Read more about images of Jonah.

Continuing to the left, there are two scenes that I cannot make out. The first of them is labeled with a word that ends in the Greek leters NAC, so possibly "Jonas."

Finally, on the far left, Jonah reclines beneath the gourd tree (Jonah 4:5-10), raising his right arm and slightly lifting one leg as he does in other contemporary images of this episode. Only a few of the exegetes relate Jonah's experience to baptism, but the connection is very strong in the art.2

THE THIRD REGISTER

The crossing of the Red Sea (Exodus 14:10-31) occupies the whole of the third register. It is the most important of the Old Testament types of Baptism, being cited in I Corinthians 10:1-2 as the event in which "all in Moses were baptized." In the photograph above of the right side, the Pharaoh and his men ride their horses away from a colonnaded structure that probably represents his palace. Above the second of the horsemen is the word ΦAΡAω ("Pharaoh"). As the images continue to the left, we again see the Pharaoh, afoot this time, leading horsemen and a troop of infantry toward the Red Sea. The word ΕΡΥΘΡΑ (erythra, "red") appears above the first of the horsemen. In the photograph of the left side the narrative continues as some of the Israelites have made it to the other side. Some of them lead their livestock or carry yokes on their shoulders. Others are still passing through the water.

Read more about images of the crossing.

PARADISE

Above the crossing scene birds feed on grapes hanging from vines. Referencing the Eucharist, the grapes signify the blood Christ shed to redeem the faithful, and the vine is Christ himself ("I am the vine…", John 15:5).

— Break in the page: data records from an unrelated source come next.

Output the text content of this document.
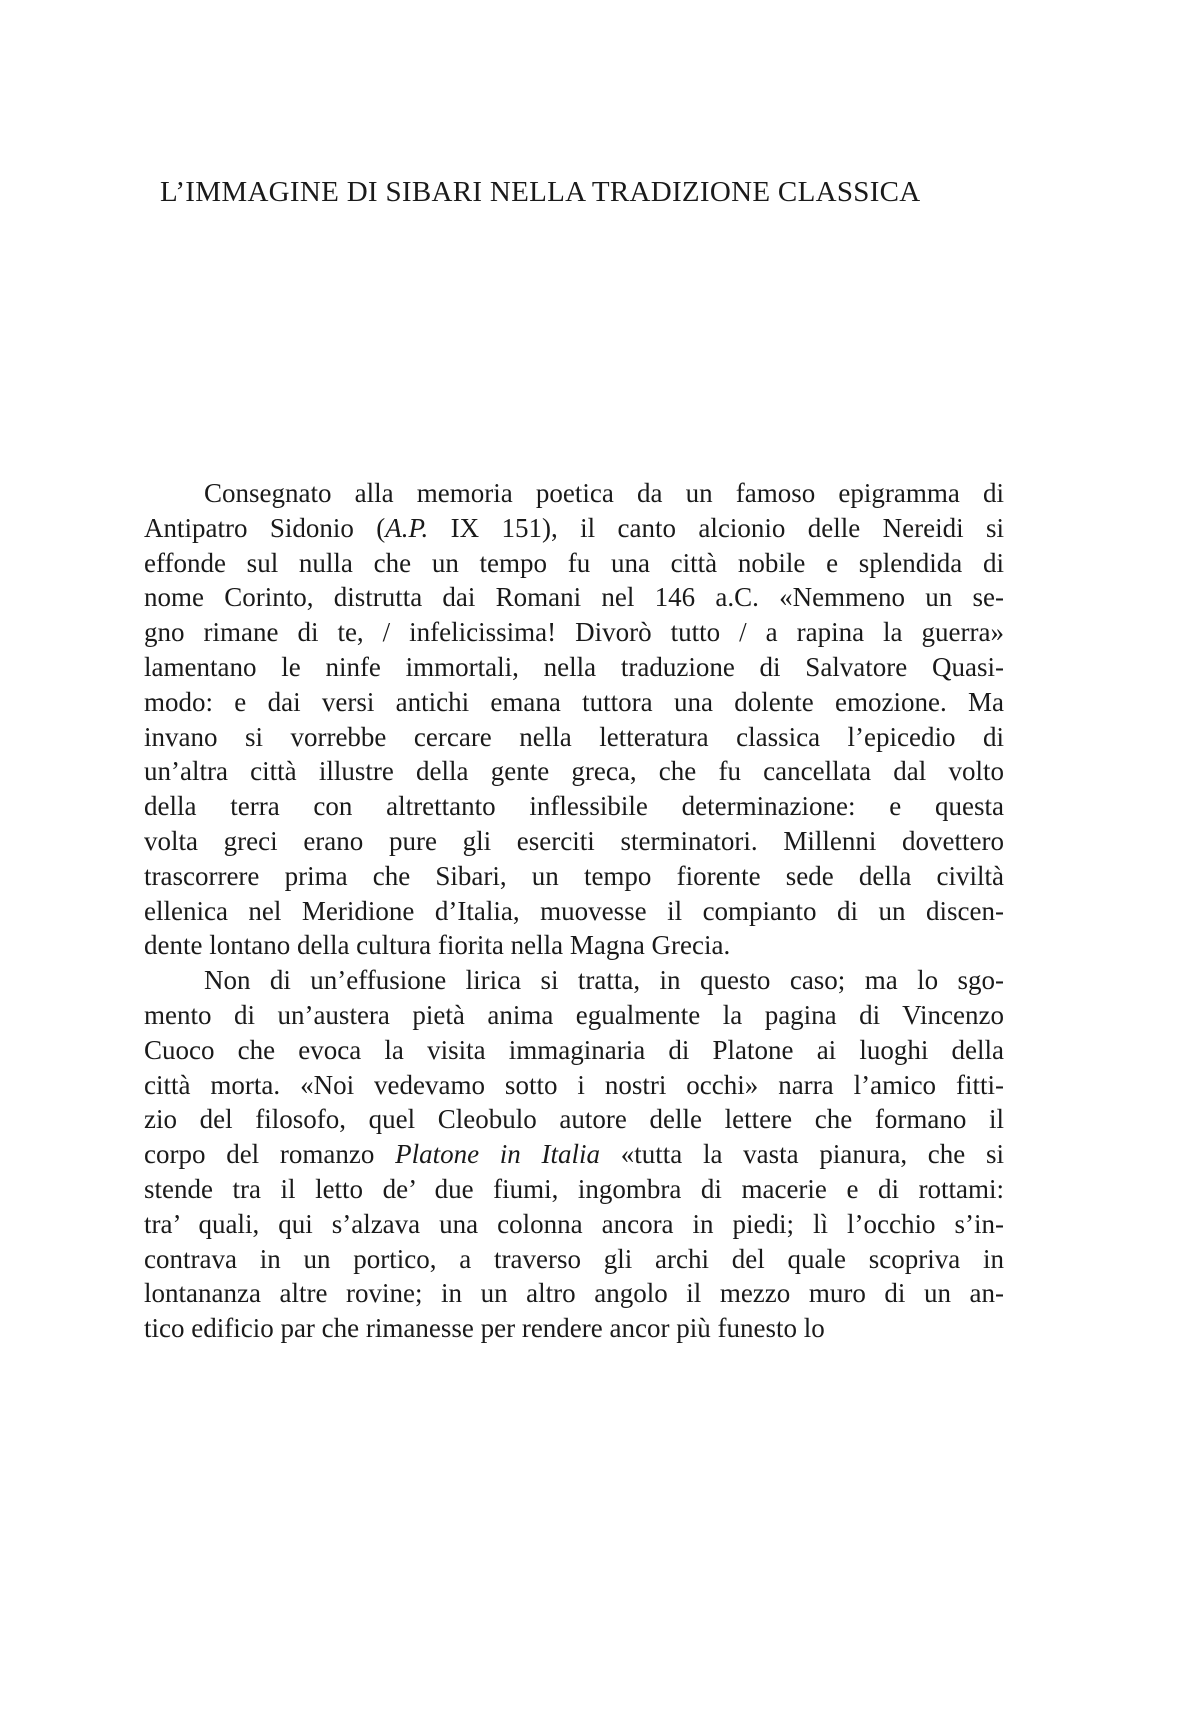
L’IMMAGINE DI SIBARI NELLA TRADIZIONE CLASSICA
Consegnato alla memoria poetica da un famoso epigramma di
Antipatro Sidonio (A.P. IX 151), il canto alcionio delle Nereidi si
effonde sul nulla che un tempo fu una città nobile e splendida di
nome Corinto, distrutta dai Romani nel 146 a.C. «Nemmeno un se-
gno rimane di te, / infelicissima! Divorò tutto / a rapina la guerra»
lamentano le ninfe immortali, nella traduzione di Salvatore Quasi-
modo: e dai versi antichi emana tuttora una dolente emozione. Ma
invano si vorrebbe cercare nella letteratura classica l’epicedio di
un’altra città illustre della gente greca, che fu cancellata dal volto
della terra con altrettanto inflessibile determinazione: e questa
volta greci erano pure gli eserciti sterminatori. Millenni dovettero
trascorrere prima che Sibari, un tempo fiorente sede della civiltà
ellenica nel Meridione d’Italia, muovesse il compianto di un discen-
dente lontano della cultura fiorita nella Magna Grecia.
Non di un’effusione lirica si tratta, in questo caso; ma lo sgo-
mento di un’austera pietà anima egualmente la pagina di Vincenzo
Cuoco che evoca la visita immaginaria di Platone ai luoghi della
città morta. «Noi vedevamo sotto i nostri occhi» narra l’amico fitti-
zio del filosofo, quel Cleobulo autore delle lettere che formano il
corpo del romanzo Platone in Italia «tutta la vasta pianura, che si
stende tra il letto de’ due fiumi, ingombra di macerie e di rottami:
tra’ quali, qui s’alzava una colonna ancora in piedi; lì l’occhio s’in-
contrava in un portico, a traverso gli archi del quale scopriva in
lontananza altre rovine; in un altro angolo il mezzo muro di un an-
tico edificio par che rimanesse per rendere ancor più funesto lo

In early Christian iconography, birds are symbols of immortality or of the immortal souls of the just.

Also see our full-resolution images of the left-side photograph and the right-side photograph.

Photographed at the museum by Richard Stracke, shared under Attribution-NonCommercial-ShareAlike license.





































1 In the Hebrew of Genesis 3:20 Adam gives the woman the name Hawwa "because she is the mother of all the living." Hawwa derives from the word hayah, "to live," so the Septuagint adapts the meaning of her name to "Zoe," the Greek word for "life." The Latin Eva, on the other hand, derives from Hawwa phonetically. See the notes to Genesis 3:20 in the New American Bible and the Jerusalem Bible.

2 Jensen, Baptismal Imagery, 153-56).